Ariana PapademetropoulosGlass Slipper presents dreamlike, hyperreal worlds that feel familiar yet impossible to place in reality. The Californian artist’s first solo exhibition in France centres around an immersive installation in which visitors can lie inside a habitable aquarium, listening through seashell-shaped headphones while fish swim around them, turning the gallery into a surreal, underwater environment.

Surrounding the installation are large-scale paintings depicting strange, symbolic landscapes rendered in glowing blues, purples and pinks that feel almost holographic. The scenes appear recognisable, like places half-remembered from dreams, but resist any clear location or narrative. Together, the works create an atmosphere that sits somewhere between fantasy, memory and cinema, inviting viewers to step into a world that feels both artificial and oddly familiar.

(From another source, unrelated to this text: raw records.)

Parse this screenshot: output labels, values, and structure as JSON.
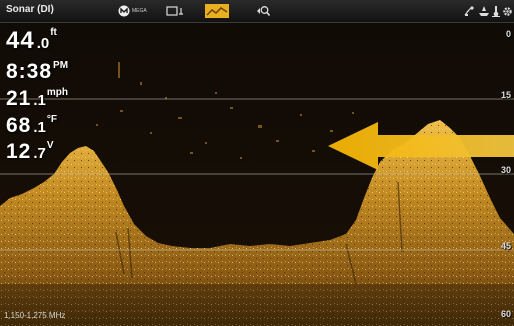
{
  "topbar": {
    "title": "Sonar (DI)",
    "mega_label": "MEGA"
  },
  "readouts": {
    "depth": {
      "whole": "44",
      "decimal": ".0",
      "unit": "ft"
    },
    "time": {
      "value": "8:38",
      "unit": "PM"
    },
    "speed": {
      "whole": "21",
      "decimal": ".1",
      "unit": "mph"
    },
    "temperature": {
      "whole": "68",
      "decimal": ".1",
      "unit": "°F"
    },
    "voltage": {
      "whole": "12",
      "decimal": ".7",
      "unit": "V"
    }
  },
  "depth_scale": {
    "labels": [
      "0",
      "15",
      "30",
      "45",
      "60"
    ]
  },
  "frequency": "1,150-1,275 MHz",
  "colors": {
    "accent": "#f2b71c",
    "sonar_bright": "#e8b23a",
    "sonar_dark": "#5a3c10",
    "background": "#0c0905"
  },
  "icons": {
    "mega": "mega-icon",
    "chart_view": "chart-view-icon",
    "sonar_view": "sonar-view-icon",
    "zoom": "zoom-icon",
    "gps": "gps-icon",
    "boat": "boat-icon",
    "temp": "temperature-icon",
    "settings": "gear-icon"
  }
}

Bridget Riley, Learning To See

Turner Contemporary, Margate
Until 4th May 2026
Free admission 

Learning To See at Turner Contemporary explores Bridget Riley’s lifelong investigation into colour, perception and the natural world. Developed in close collaboration with the artist, the exhibition brings together works from the late 1960s to the present, alongside recent wall paintings and preparatory drawings that reveal how central drawing is to her process.

Across more than six decades, Riley has developed a distinctive visual language built from lines, curves, triangles and shifting colour relationships, often inspired by landscape and light. The exhibition traces the evolution of these motifs across her career, showing how her work continues to explore rhythm, movement and the way we physically experience looking, rather than simply what we see.